The true test for implementing Retool externally was the policyholder experience. “Other interfaces like the contractor interface were more straightforward. But the policyholder experience is a B2C type interface, so this was the one that we really wanted to make sure that we could get right, make it look good, and carry over the formatting and design that we had previously over into Retool.”
This consumer-facing interface is the primary touchpoint for policyholders to manage the insurance repair process. Here they can choose a verified contractor, and understand exactly which stage the repair is in. The page displaying the repair stages is smart enough to update depending on where in the workflow the project is in.

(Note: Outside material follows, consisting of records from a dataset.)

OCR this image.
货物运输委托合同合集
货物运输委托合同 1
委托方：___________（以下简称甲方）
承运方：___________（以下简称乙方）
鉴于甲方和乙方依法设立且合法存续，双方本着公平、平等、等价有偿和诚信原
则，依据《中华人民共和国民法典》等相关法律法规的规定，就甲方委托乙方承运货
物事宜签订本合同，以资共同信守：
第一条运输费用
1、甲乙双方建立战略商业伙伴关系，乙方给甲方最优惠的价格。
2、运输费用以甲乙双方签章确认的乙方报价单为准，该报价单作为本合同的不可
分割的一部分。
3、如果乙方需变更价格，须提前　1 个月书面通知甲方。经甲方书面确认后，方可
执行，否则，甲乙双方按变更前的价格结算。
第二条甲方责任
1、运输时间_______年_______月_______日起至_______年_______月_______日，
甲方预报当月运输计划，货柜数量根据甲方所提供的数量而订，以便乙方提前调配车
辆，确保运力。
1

Custom modules and logic give Mike and his team control on the content that’s displayed–from visual elements like the checkmarks, to full text description details: “We're basically able to create one custom module inside of Retool and re-use it over and over again with different logic built into each one depending on the specifics of that workflow step, and when that step should be displayed.”
A fully featured internal admin UI was built on top of Retool for internal operations at Westhill. This internal interface includes a running list of insurance repair projects, their status in the project workflow, and operational capabilities—like assigning contractors.
The last piece—assigning contractors—was one of the most common operational challenges. “Assigning contractors required constant attention from our level two engineering support team. Now our level one frontline operations team can go in directly and make these changes. This has given us the opportunity to take a lot of the very expensive operational troubleshooting and data change/data correction scenarios that would pop up, and enable the operations team to do it themselves inside the UI.”
Mike and his team were also able to customize the projects table with their own HTML, and optimize load times when filtering for particularly large datasets. For example, a dataset of metro service area listings contains 40K rows. So Mike incorporated lazy loading to only load the data as the user requests it. This approach was carried through to drop-downs across various deployed pages.
With Retool creating a dramatically faster development cycle, Westhill could redirect its engineering efforts to other parts of its roadmap: "Using Retool has helped us refocus 30 full-time engineers away from internal tooling projects to other parts of the business—that’s over 60,000 engineering hours and well over $5 million dollars in headcount that we’ve unlocked for the business.”
This had downstream effects on product development–from product discovery to user stories: “We had a few cases where we worked with an insurance carrier partner who needed an additional feature. We prototyped it, they gave the thumbs up, and engineering made the backend change.”
Retool enabled Westhill to be more efficient and increase its roadmap velocity—ultimately giving Westhill an edge in a market that’s constantly evolving.